I'm afraid you're quite lost.
Don't give me that look. Trust me when I say I understand exactly what you are doing here.
Perhaps you are curious about all the disturbing rumors or the uncanny lights you saw in the sky. Perhaps you are a spunky member of the superhero biased media looking to make a name for themselves.
There is nothing unusual to be found here. Especially not revolutions or mind-altering sorcery that comes from beyond the veils of time.
This is the webspace of a mild-mannered writer from the American Midwest who goes by the pseudonym “JM Guillen.” He writes somewhat passable science fiction, fantasy, and steampunk stories, has two dogs, and likes tacos a bit too much.
If you’re another one of those punk kids who think that they’re going to poke into the bowels of this website and somehow “gain the power to shatter the minds of men,” turn aside. If you are a government shill who is looking for leads on the revolutionary scheme, “THE OBSIDIAN CONUNDRUM,” then you’re wasting your time.
Perhaps you should check this out instead. Isn't that the kind of thing you'd rather be looking at?
All reports of JM Guillen “attacking St. Louis with a kraken” or “subverting an entire island nation to his will” have been blown out of proportion by those ass-crackers on late-night television . He does NOT “worship beings of outer darkness” or start cool revolutions to alter storytelling forever.
In fact, there has never been a single bit of evidence, not one photo-
Okay, I mean, that LOOKS bad, but it's obviously photoshopped.
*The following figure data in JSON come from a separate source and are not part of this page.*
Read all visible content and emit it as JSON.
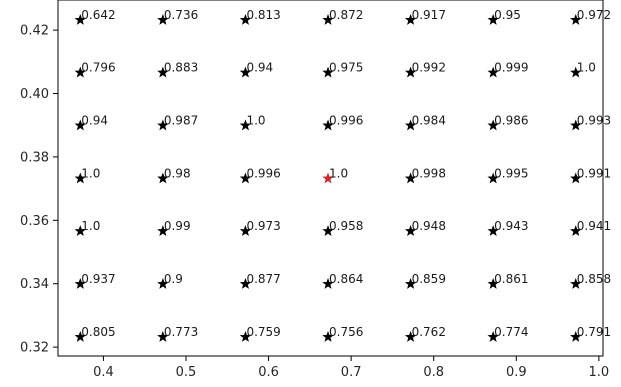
{
  "chart_data": {
    "type": "scatter",
    "title": "",
    "xlabel": "",
    "ylabel": "",
    "xlim": [
      0.345,
      1.005
    ],
    "ylim": [
      0.3172,
      0.4295
    ],
    "grid": false,
    "x": [
      0.372,
      0.472,
      0.572,
      0.672,
      0.772,
      0.872,
      0.972
    ],
    "y_rows": [
      0.4232,
      0.4066,
      0.3899,
      0.3732,
      0.3566,
      0.3399,
      0.3232
    ],
    "labels": [
      [
        "0.642",
        "0.736",
        "0.813",
        "0.872",
        "0.917",
        "0.95",
        "0.972"
      ],
      [
        "0.796",
        "0.883",
        "0.94",
        "0.975",
        "0.992",
        "0.999",
        "1.0"
      ],
      [
        "0.94",
        "0.987",
        "1.0",
        "0.996",
        "0.984",
        "0.986",
        "0.993"
      ],
      [
        "1.0",
        "0.98",
        "0.996",
        "1.0",
        "0.998",
        "0.995",
        "0.991"
      ],
      [
        "1.0",
        "0.99",
        "0.973",
        "0.958",
        "0.948",
        "0.943",
        "0.941"
      ],
      [
        "0.937",
        "0.9",
        "0.877",
        "0.864",
        "0.859",
        "0.861",
        "0.858"
      ],
      [
        "0.805",
        "0.773",
        "0.759",
        "0.756",
        "0.762",
        "0.774",
        "0.791"
      ]
    ],
    "highlight": {
      "x": 0.672,
      "y": 0.3732
    },
    "marker": "star",
    "marker_color": "#000000",
    "highlight_color": "#d62728",
    "xticks": [
      "0.4",
      "0.5",
      "0.6",
      "0.7",
      "0.8",
      "0.9",
      "1.0"
    ],
    "xtick_values": [
      0.4,
      0.5,
      0.6,
      0.7,
      0.8,
      0.9,
      1.0
    ],
    "yticks": [
      "0.32",
      "0.34",
      "0.36",
      "0.38",
      "0.40",
      "0.42"
    ],
    "ytick_values": [
      0.32,
      0.34,
      0.36,
      0.38,
      0.4,
      0.42
    ]
  }
}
Regardless of the images that the media likes to bandy about to improve ratings, there's still no solid proof.
There's nothing to see here, and definitely NOT a band of super-powered evil doers who are planning any kind of revolution.
When he was young, JM Guillen lived in a Tibetan monastery, where he spent eighteen hours a day studying all the best kinds of ninjutsu. By the time he was twenty years old, he could totally kick your dad’s butt, he just didn’t want to.
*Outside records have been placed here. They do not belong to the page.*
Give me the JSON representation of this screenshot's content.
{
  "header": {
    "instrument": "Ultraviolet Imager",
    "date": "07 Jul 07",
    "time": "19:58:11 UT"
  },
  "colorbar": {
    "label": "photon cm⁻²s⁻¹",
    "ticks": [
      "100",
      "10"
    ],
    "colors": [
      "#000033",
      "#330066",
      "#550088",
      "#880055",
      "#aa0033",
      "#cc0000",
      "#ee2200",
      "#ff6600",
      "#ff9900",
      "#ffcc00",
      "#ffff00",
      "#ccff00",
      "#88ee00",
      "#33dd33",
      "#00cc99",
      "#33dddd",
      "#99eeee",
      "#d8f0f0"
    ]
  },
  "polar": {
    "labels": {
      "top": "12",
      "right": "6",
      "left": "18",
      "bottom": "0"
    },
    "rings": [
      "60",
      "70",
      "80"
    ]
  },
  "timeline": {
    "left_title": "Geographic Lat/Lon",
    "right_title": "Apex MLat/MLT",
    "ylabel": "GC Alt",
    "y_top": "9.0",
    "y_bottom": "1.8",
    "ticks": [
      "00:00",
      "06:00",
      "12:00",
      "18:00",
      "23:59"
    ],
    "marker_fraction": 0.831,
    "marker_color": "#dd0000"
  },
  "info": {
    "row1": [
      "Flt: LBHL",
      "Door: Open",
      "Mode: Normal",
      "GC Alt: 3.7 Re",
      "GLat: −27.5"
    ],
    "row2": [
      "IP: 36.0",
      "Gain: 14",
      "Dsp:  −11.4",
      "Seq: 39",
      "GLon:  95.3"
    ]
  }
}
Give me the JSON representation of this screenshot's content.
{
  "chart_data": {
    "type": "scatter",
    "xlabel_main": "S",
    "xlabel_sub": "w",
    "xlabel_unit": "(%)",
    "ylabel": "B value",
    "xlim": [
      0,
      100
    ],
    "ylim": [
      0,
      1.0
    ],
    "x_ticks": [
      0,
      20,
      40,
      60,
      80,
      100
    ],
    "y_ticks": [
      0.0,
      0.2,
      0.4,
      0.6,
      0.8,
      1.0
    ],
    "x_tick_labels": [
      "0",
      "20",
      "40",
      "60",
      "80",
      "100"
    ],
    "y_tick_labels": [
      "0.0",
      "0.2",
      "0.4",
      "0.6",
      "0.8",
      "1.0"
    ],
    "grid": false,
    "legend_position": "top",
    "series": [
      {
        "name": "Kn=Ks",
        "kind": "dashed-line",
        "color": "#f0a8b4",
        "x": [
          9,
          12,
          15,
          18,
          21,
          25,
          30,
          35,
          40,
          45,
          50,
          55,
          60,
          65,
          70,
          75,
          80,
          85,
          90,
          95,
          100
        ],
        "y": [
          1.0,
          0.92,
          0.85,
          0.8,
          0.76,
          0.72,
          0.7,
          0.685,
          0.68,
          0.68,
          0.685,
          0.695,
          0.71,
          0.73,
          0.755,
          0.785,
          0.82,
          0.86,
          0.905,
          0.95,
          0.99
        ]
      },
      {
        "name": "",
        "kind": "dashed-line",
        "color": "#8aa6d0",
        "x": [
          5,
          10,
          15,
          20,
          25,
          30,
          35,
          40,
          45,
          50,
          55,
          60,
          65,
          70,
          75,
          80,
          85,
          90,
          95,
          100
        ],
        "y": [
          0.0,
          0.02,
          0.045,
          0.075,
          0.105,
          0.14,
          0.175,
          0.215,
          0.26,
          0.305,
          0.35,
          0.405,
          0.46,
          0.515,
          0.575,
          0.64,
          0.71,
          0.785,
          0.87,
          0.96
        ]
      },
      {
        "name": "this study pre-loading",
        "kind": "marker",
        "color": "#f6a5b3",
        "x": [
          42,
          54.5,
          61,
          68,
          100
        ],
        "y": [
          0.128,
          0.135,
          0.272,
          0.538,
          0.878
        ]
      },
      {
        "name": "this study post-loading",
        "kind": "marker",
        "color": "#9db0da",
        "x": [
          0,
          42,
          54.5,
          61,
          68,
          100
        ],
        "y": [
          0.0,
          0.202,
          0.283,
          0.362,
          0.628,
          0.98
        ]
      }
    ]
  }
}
BUT THEN THE MONASTERY WAS ATTACKED BY VOODOO PRIESTS FROM LEMURIA!
JM Guillen fled the massacre (along with his spirit animal, a white tiger named “Lazuli”), by using his ninja powers of invisibility. As the voodoo priests escaped in their helicopters, our hero shook his fist at the heavens, vowing that he would get revenge.
What followed was an arduous, three-year journey into the hidden crystalline caves beneath Mount Shasta. While there, JM Guillen learned of the five sacred sigils of Amun-bill, which he was able to use to summon five robotic lions from the deepest, darkest sections of space.
ONCE HE HELD MASTERY OVER THEM, THEY COMBINED TO FORM VOLTRON! WOW!
Now, using a combination of really bad-ass nunchucks, lost sorcery, and the powers of Voltron, he attacked the temple cities of Lemuria, and laid waste to the decrepit witch doctors that lived there. After their complete and total defeat, JM Guillen claimed the island for himself, renaming it “Mexlakovia.”
There he lives to this day, sitting in a darkened room, rubbing his hands together while muttering in the shadows.